Preparation and Antibacterial Activity of Some New 4-(2-Heterylidenehydrazinyl)-7-chloroquinoline Derivatives

N-(4-Substituted phenyl)acetamides, which were prepared from acetic anhydride and p-substituted anilines, were utilized as precursors for reactions to Vilsmeier-Haack reagent to form 6-substituted-2-chloroquinoline-3-carbaldehydes 3a-c. Meanwhile, a similar reagent was applied to 1-[1-(4-substituted phenyl)ethylidene]-2-phenylhydrazines as substrates, which were synthesized from phenylhydrazine hydrochloride and p-substituted acetophenones, and 1,3-diarylpyrazole-4-carbaldehydes 3d-f were observed as a result.

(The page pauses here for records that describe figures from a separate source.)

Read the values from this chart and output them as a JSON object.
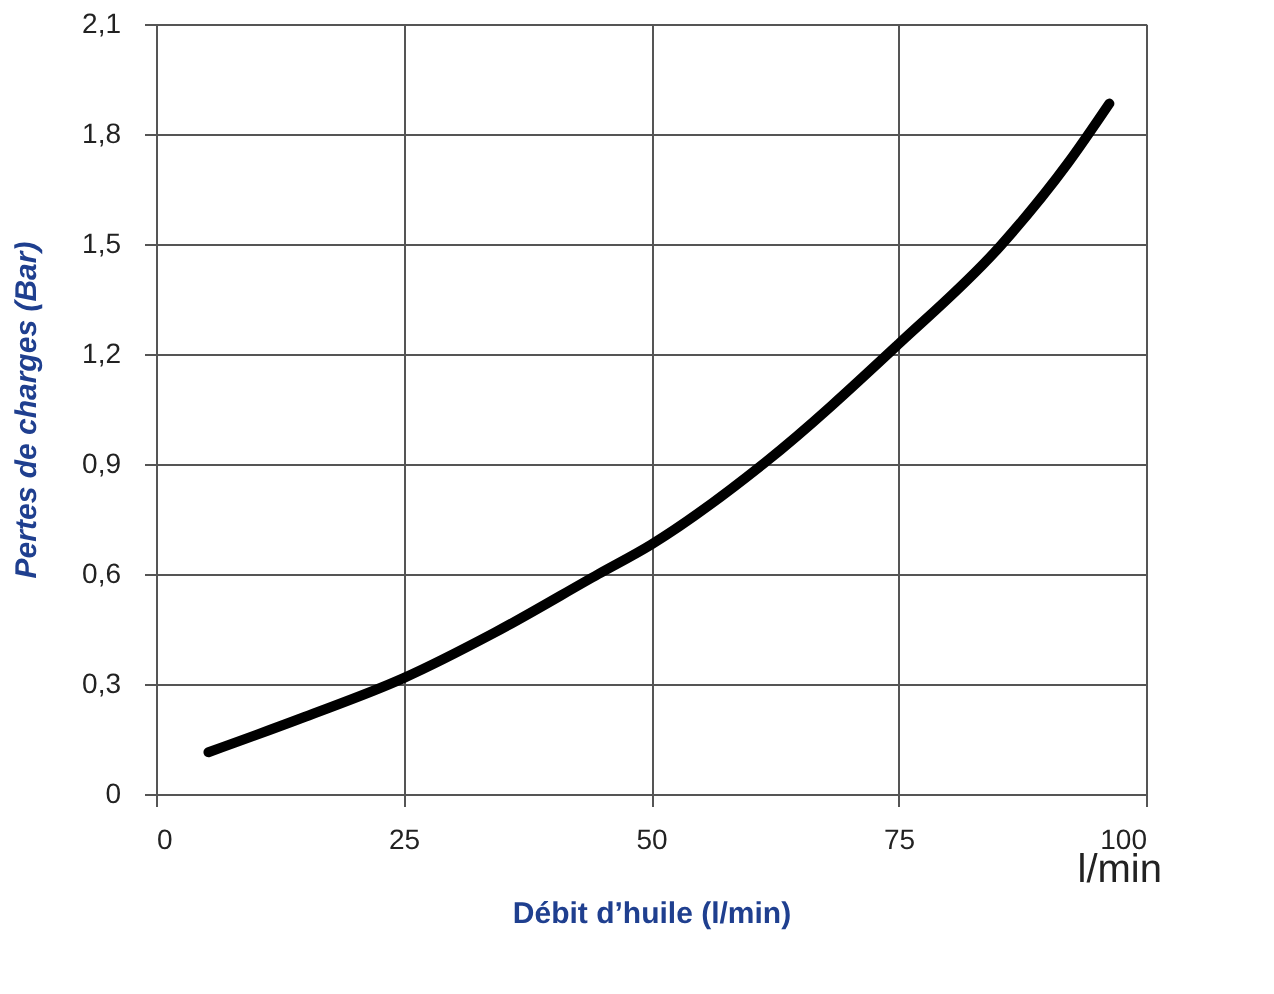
{
  "chart_data": {
    "type": "line",
    "xlabel": "Débit d’huile (l/min)",
    "ylabel": "Pertes de charges (Bar)",
    "annotations": [
      "l/min"
    ],
    "x": [
      5.3,
      15,
      25,
      34.2,
      44.7,
      50,
      61.6,
      75,
      85.3,
      92.1,
      96.3
    ],
    "series": [
      {
        "color": "#000000",
        "values": [
          0.114,
          0.21,
          0.316,
          0.44,
          0.6,
          0.68,
          0.906,
          1.227,
          1.495,
          1.72,
          1.883
        ]
      }
    ],
    "xlim": [
      0,
      100
    ],
    "xticks": [
      0,
      25,
      50,
      75,
      100
    ],
    "ylim": [
      0,
      2.1
    ],
    "yticks": [
      0,
      {
        "value": 0.3,
        "label": "0,3"
      },
      {
        "value": 0.6,
        "label": "0,6"
      },
      {
        "value": 0.9,
        "label": "0,9"
      },
      {
        "value": 1.2,
        "label": "1,2"
      },
      {
        "value": 1.5,
        "label": "1,5"
      },
      {
        "value": 1.8,
        "label": "1,8"
      },
      {
        "value": 2.1,
        "label": "2,1"
      }
    ],
    "grid": true,
    "marker": "none",
    "line_style": "solid"
  }
}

Reactions between the aldehydes 3a-f and 7-chloro-4-hydrazinylquinoline 2, obtained from reaction of 4,7-dichloroquinoline 1 and hydrazine hydrate, formed six new hydrazone compounds, namely, 4-{2-[(6-substituted-2-chloroquinolin-3-yl)methylidene]hydrazinyl}-7-chloroquinolines 4a-c and 4-(2-{[3-(4-substituted phenyl)-1-phenyl-1H-pyrazol-4-yl]methylene}hydrazinyl)-7-chloroquinolines 4d-f. The chemical structures of all synthesized compounds were elucidated by the analysis of IR, 1H, 13C-NMR, and HRMS spectral data. Additionally, all of the synthesized hydrazones were evaluated in terms of cytotoxic activity against four strains of bacteria and four strains of fungus at several concentrations of substrates. As a result, three of them, 4a-c, possess the good ability as growth inhibitor of Bacillus subtilis and Aspergillus Niger at the concentration of 25 μg/mL and 50 μg/mL, respectively, while compound 4e only shows a cytotoxic activity against Aspergillus Niger at the concentration of 25 μg/mL.